Section 10. Certain Provisions Relating to the Issuance of Class A Common Stock.
(a) Equitable Adjustments to Prices. Whenever this Certificate of Designations requires the Company to calculate the average of the Last Reported Sale Prices or Daily VWAPs, or any function thereof, over a period of multiple days (including to calculate the Mandatory Conversion Stock Price, the Make-Whole Fundamental Change Stock Price, the Dividend Make-Whole Stock Price, the Dividend Stock Price, the Redemption Stock Price, the Redemption Average VWAP or an adjustment to the Boundary Conversion Rates), the Company will make appropriate adjustments, if any, to those calculations to account for any adjustment to the Boundary Conversion Rates pursuant to Section 9(f)(i) that becomes effective, or any event requiring such an adjustment to the Boundary Conversion Rates where the Ex-Dividend Date, effective date or Expiration Date, as applicable, of such event occurs, at any time during such period.
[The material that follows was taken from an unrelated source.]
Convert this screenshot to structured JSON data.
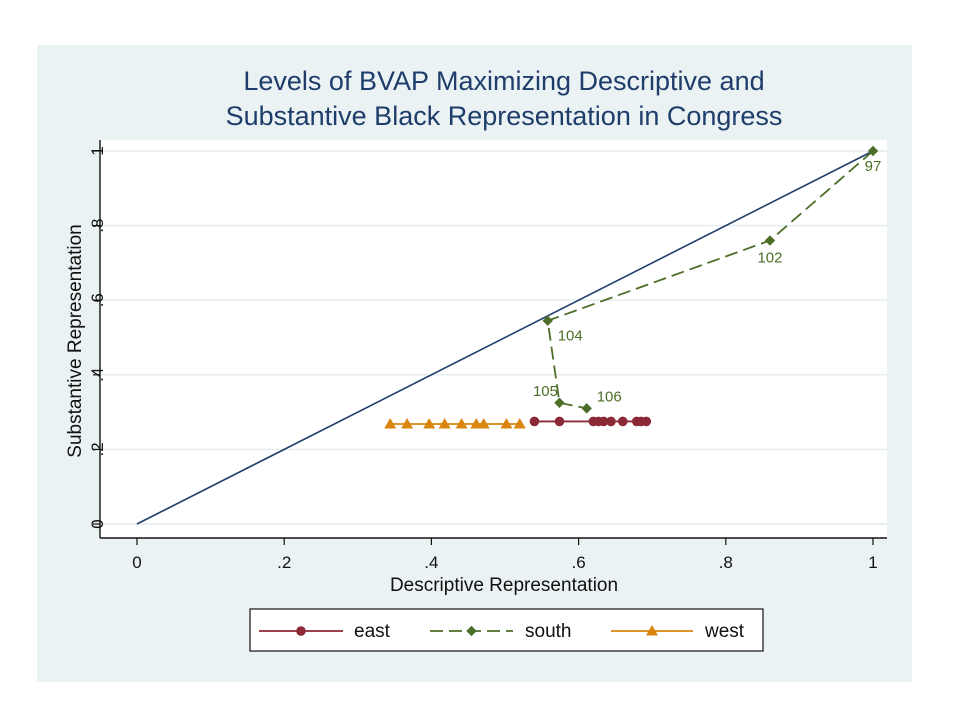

(b) Reservation of Shares of Class A Common Stock. The Company will reserve, out of its authorized, unreserved and not outstanding but unissued shares of Class A Common Stock, for delivery upon conversion of the Mandatory Convertible Preferred Stock, a number of shares of Class A Common Stock that would be sufficient to settle the conversion of all shares of Mandatory Convertible Preferred Stock then outstanding, if any, at the Maximum Conversion Rate then in effect, as the same would be increased for a Mandatory Conversion assuming (A) the Company paid no dividends on the shares of Mandatory Convertible Preferred Stock prior to the Mandatory Conversion Date and (B) the Floor Price exceeds the applicable Dividend Make-Whole Stock Price. To the extent the Company delivers shares of Class A Common Stock held in the Company’s treasury in settlement of any obligation under this Certificate of Designations to deliver shares of Class A Common Stock, each reference in this Certificate of Designations to the issuance of shares of Class A Common Stock in connection therewith will be deemed to include such delivery of treasury shares.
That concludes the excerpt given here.